Nullification – the principle that, under the Tenth Amendment to the Constitution, the states and their people have the right and responsibility to declare unconstitutional federal laws of no force within their jurisdiction – has a significant place in Massachusetts history. As a hot spot of colonial resistance leading up to the War for Independence, Massachusetts emerged as a leader in pushing back against unlawful and immoral acts of Parliament. The place Massachusetts holds in the fight for liberty and local sovereignty lends strong philosophical support to the Tenth Amendment movement and provides a historical backdrop for its emergence as a leader in constitutional integrity.
The acts of Parliament and the Crown of Great Britain that led to the Revolution were numerous and stretch far into history. But the beginning of the tensions that led to war occurred in 1764 with the passage of the Sugar Act, which restricted a free and open market in the North American colonies. It was the first act of Parliament written specifically to raise colonial money – thus generating the well known slogan, “taxation without representation.”
The Sugar Act was followed by other laws that restricted the personal and economic liberties of American colonists: the Currency Act, the Quartering Act, the Stamp Act, the Declaratory Act, and the Townshend Acts. With each new piece of legislation, discontent with the English government grew into open, organized opposition that focused on the right and ability of a people to govern itself locally. And Massachusetts was at the forefront of this opposition.
In January, 1773 (the Boston Tea Party would take place in December that year), the loyalist, colonial governor of Massachusetts, Thomas Hutchinson, gave a speech to the state assembly to address growing opposition to the British government. In his speech, Hutchinson spoke directly to the citizens of Massachusetts who were, in effect, attempting to nullify Parliament through acts of local and individual sovereignty:
“The authority of the Parliament of Great Britain to make and establish laws for the inhabitants of this province has been, by many, denied. What was, at first, whispered with caution, was soon after openly asserted in print and, of late, a number of inhabitants in several of the principal towns in the province, have assembled together in their respective towns and, having assumed the name of legal Town Meetings, have passed resolves which they have ordered to be placed upon their town records, and caused to be printed & published in pamphlets and newspapers … some of them deny the supreme authority of Parliament.” [emphasis added]
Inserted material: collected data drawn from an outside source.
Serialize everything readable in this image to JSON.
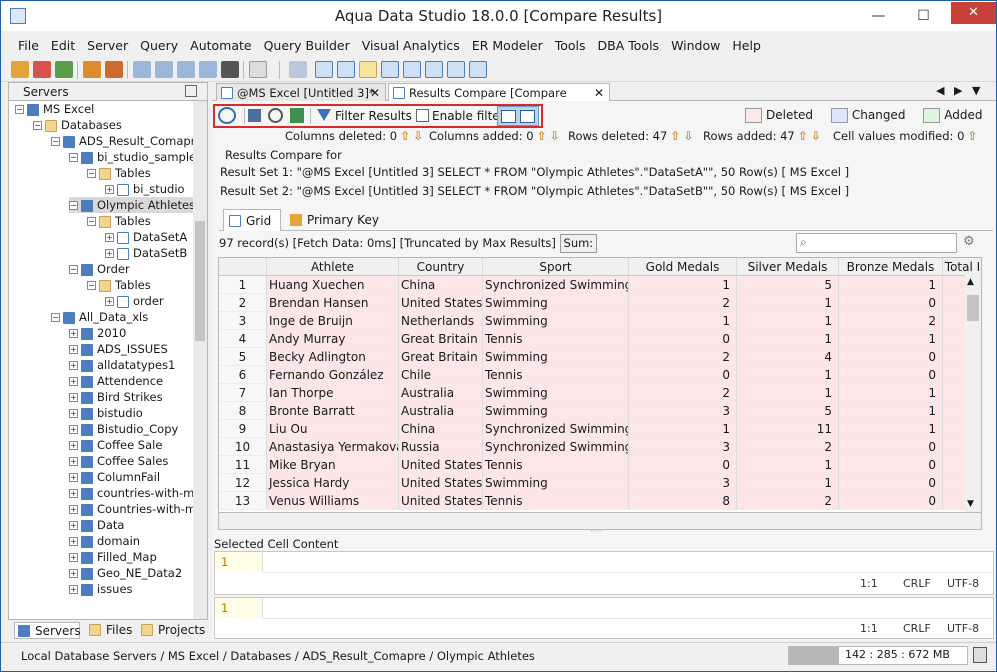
{
  "window": {
    "title": "Aqua Data Studio 18.0.0 [Compare Results]",
    "minimize": "—",
    "maximize": "☐",
    "close": "✕"
  },
  "menu": [
    "File",
    "Edit",
    "Server",
    "Query",
    "Automate",
    "Query Builder",
    "Visual Analytics",
    "ER Modeler",
    "Tools",
    "DBA Tools",
    "Window",
    "Help"
  ],
  "left_panel": {
    "title": "Servers",
    "tree": [
      {
        "label": "MS Excel",
        "depth": 0,
        "icon": "server-icon",
        "exp": "minus"
      },
      {
        "label": "Databases",
        "depth": 1,
        "icon": "folder-icon",
        "exp": "minus"
      },
      {
        "label": "ADS_Result_Comapre",
        "depth": 2,
        "icon": "database-icon",
        "exp": "minus"
      },
      {
        "label": "bi_studio_sample_",
        "depth": 3,
        "icon": "database-icon",
        "exp": "minus"
      },
      {
        "label": "Tables",
        "depth": 4,
        "icon": "folder-icon",
        "exp": "minus"
      },
      {
        "label": "bi_studio",
        "depth": 5,
        "icon": "table-icon",
        "exp": "plus"
      },
      {
        "label": "Olympic Athletes",
        "depth": 3,
        "icon": "database-icon",
        "exp": "minus",
        "selected": true
      },
      {
        "label": "Tables",
        "depth": 4,
        "icon": "folder-icon",
        "exp": "minus"
      },
      {
        "label": "DataSetA",
        "depth": 5,
        "icon": "table-icon",
        "exp": "plus"
      },
      {
        "label": "DataSetB",
        "depth": 5,
        "icon": "table-icon",
        "exp": "plus"
      },
      {
        "label": "Order",
        "depth": 3,
        "icon": "database-icon",
        "exp": "minus"
      },
      {
        "label": "Tables",
        "depth": 4,
        "icon": "folder-icon",
        "exp": "minus"
      },
      {
        "label": "order",
        "depth": 5,
        "icon": "table-icon",
        "exp": "plus"
      },
      {
        "label": "All_Data_xls",
        "depth": 2,
        "icon": "database-icon",
        "exp": "minus"
      },
      {
        "label": "2010",
        "depth": 3,
        "icon": "database-icon",
        "exp": "plus"
      },
      {
        "label": "ADS_ISSUES",
        "depth": 3,
        "icon": "database-icon",
        "exp": "plus"
      },
      {
        "label": "alldatatypes1",
        "depth": 3,
        "icon": "database-icon",
        "exp": "plus"
      },
      {
        "label": "Attendence",
        "depth": 3,
        "icon": "database-icon",
        "exp": "plus"
      },
      {
        "label": "Bird Strikes",
        "depth": 3,
        "icon": "database-icon",
        "exp": "plus"
      },
      {
        "label": "bistudio",
        "depth": 3,
        "icon": "database-icon",
        "exp": "plus"
      },
      {
        "label": "Bistudio_Copy",
        "depth": 3,
        "icon": "database-icon",
        "exp": "plus"
      },
      {
        "label": "Coffee Sale",
        "depth": 3,
        "icon": "database-icon",
        "exp": "plus"
      },
      {
        "label": "Coffee Sales",
        "depth": 3,
        "icon": "database-icon",
        "exp": "plus"
      },
      {
        "label": "ColumnFail",
        "depth": 3,
        "icon": "database-icon",
        "exp": "plus"
      },
      {
        "label": "countries-with-mo",
        "depth": 3,
        "icon": "database-icon",
        "exp": "plus"
      },
      {
        "label": "Countries-with-mo",
        "depth": 3,
        "icon": "database-icon",
        "exp": "plus"
      },
      {
        "label": "Data",
        "depth": 3,
        "icon": "database-icon",
        "exp": "plus"
      },
      {
        "label": "domain",
        "depth": 3,
        "icon": "database-icon",
        "exp": "plus"
      },
      {
        "label": "Filled_Map",
        "depth": 3,
        "icon": "database-icon",
        "exp": "plus"
      },
      {
        "label": "Geo_NE_Data2",
        "depth": 3,
        "icon": "database-icon",
        "exp": "plus"
      },
      {
        "label": "issues",
        "depth": 3,
        "icon": "database-icon",
        "exp": "plus"
      }
    ],
    "bottom_tabs": [
      "Servers",
      "Files",
      "Projects"
    ]
  },
  "doc_tabs": [
    "@MS Excel [Untitled 3]*",
    "Results Compare [Compare Results]"
  ],
  "compare_toolbar": {
    "filter_label": "Filter Results ...",
    "enable_filter": "Enable filter"
  },
  "legend": {
    "deleted": "Deleted",
    "changed": "Changed",
    "added": "Added",
    "deleted_color": "#fde6e6",
    "changed_color": "#dce6fb",
    "added_color": "#dcf5dc"
  },
  "stats": {
    "cols_deleted": "Columns deleted: 0",
    "cols_added": "Columns added: 0",
    "rows_deleted": "Rows deleted: 47",
    "rows_added": "Rows added: 47",
    "cells_modified": "Cell values modified: 0"
  },
  "results_compare": {
    "header": "Results Compare for",
    "set1": "Result Set 1: \"@MS Excel [Untitled 3] SELECT * FROM \"Olympic Athletes\".\"DataSetA\"\", 50 Row(s)  [ MS Excel ]",
    "set2": "Result Set 2: \"@MS Excel [Untitled 3] SELECT * FROM \"Olympic Athletes\".\"DataSetB\"\", 50 Row(s)  [ MS Excel ]"
  },
  "grid_tabs": [
    "Grid",
    "Primary Key"
  ],
  "info": {
    "records": "97 record(s) [Fetch Data: 0ms]  [Truncated by Max Results]",
    "sum": "Sum:"
  },
  "grid": {
    "columns": [
      "Athlete",
      "Country",
      "Sport",
      "Gold Medals",
      "Silver Medals",
      "Bronze Medals",
      "Total I"
    ],
    "rows": [
      [
        "1",
        "Huang Xuechen",
        "China",
        "Synchronized Swimming",
        "1",
        "5",
        "1"
      ],
      [
        "2",
        "Brendan Hansen",
        "United States",
        "Swimming",
        "2",
        "1",
        "0"
      ],
      [
        "3",
        "Inge de Bruijn",
        "Netherlands",
        "Swimming",
        "1",
        "1",
        "2"
      ],
      [
        "4",
        "Andy Murray",
        "Great Britain",
        "Tennis",
        "0",
        "1",
        "1"
      ],
      [
        "5",
        "Becky Adlington",
        "Great Britain",
        "Swimming",
        "2",
        "4",
        "0"
      ],
      [
        "6",
        "Fernando González",
        "Chile",
        "Tennis",
        "0",
        "1",
        "0"
      ],
      [
        "7",
        "Ian Thorpe",
        "Australia",
        "Swimming",
        "2",
        "1",
        "1"
      ],
      [
        "8",
        "Bronte Barratt",
        "Australia",
        "Swimming",
        "3",
        "5",
        "1"
      ],
      [
        "9",
        "Liu Ou",
        "China",
        "Synchronized Swimming",
        "1",
        "11",
        "1"
      ],
      [
        "10",
        "Anastasiya Yermakova",
        "Russia",
        "Synchronized Swimming",
        "3",
        "2",
        "0"
      ],
      [
        "11",
        "Mike Bryan",
        "United States",
        "Tennis",
        "0",
        "1",
        "0"
      ],
      [
        "12",
        "Jessica Hardy",
        "United States",
        "Swimming",
        "3",
        "1",
        "0"
      ],
      [
        "13",
        "Venus Williams",
        "United States",
        "Tennis",
        "8",
        "2",
        "0"
      ]
    ]
  },
  "selected_cell": {
    "label": "Selected Cell Content",
    "line1": "1",
    "line2": "1",
    "pos": "1:1",
    "eol": "CRLF",
    "enc": "UTF-8"
  },
  "statusbar": {
    "path": "Local Database Servers / MS Excel / Databases / ADS_Result_Comapre / Olympic Athletes",
    "memory": "142 : 285 : 672 MB"
  }
}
So as far back as the early 1770s, the people of Massachusetts have asserted their rights of local sovereignty. The philosophical ideas that would give rise to the protections granted in the Tenth Amendment were present before the Revolutionary War even started. In fact, the same principles enshrined in the Tenth Amendment are the same principles that caused the people of Massachusetts and the other twelve colonies to resist Parliament through the acts of locally elected legislatures. The people of Massachusetts recognized in 1773 that a a geographically distant government, concerned with its own welfare and motives, had no place in managing their local affairs.
It was a sentiment that would be carried up to and throughout the war. The formation of the Continental Congress and individual states’ efforts to form their own legislatures with the power to make policy in opposition to that of the Parliament reflects the deep rooted American belief in self-governance – a belief that, despite efforts to suppress and overcome it, will not go away easily. The formation of a new Tenth Amendment Center chapter in Massachusetts is evidence to that fact.
Today, the people of Massachusetts face a similar situation. A distant, centralized government, concerned only with its own self interest, sits now in Washington, rather than London. This distant government has claimed supreme authority over nearly every aspect of public life and continually contrives new methods of taxation to fund its growing size and intrusiveness. The nullification pioneers of 1773 understood well that the size of government is inversely proportional to individual liberty. In our current era of bailouts, welfare-statism, and perpetual war, it’s hard to believe that individual liberty stands a chance.
But it does stand a chance as long as we recognize that we are the chance. We, the people of Massachusetts, have the power and authority to keep the federal government in check, if we take a lesson from our colonial history. Under the authority of the Tenth Amendment to the United States Constitution, we have the authority to assemble and declare, as a sovereign state, that Massachusetts is not subject to the supreme authority of the United States government when it ignores the Constitution and its enumerated powers.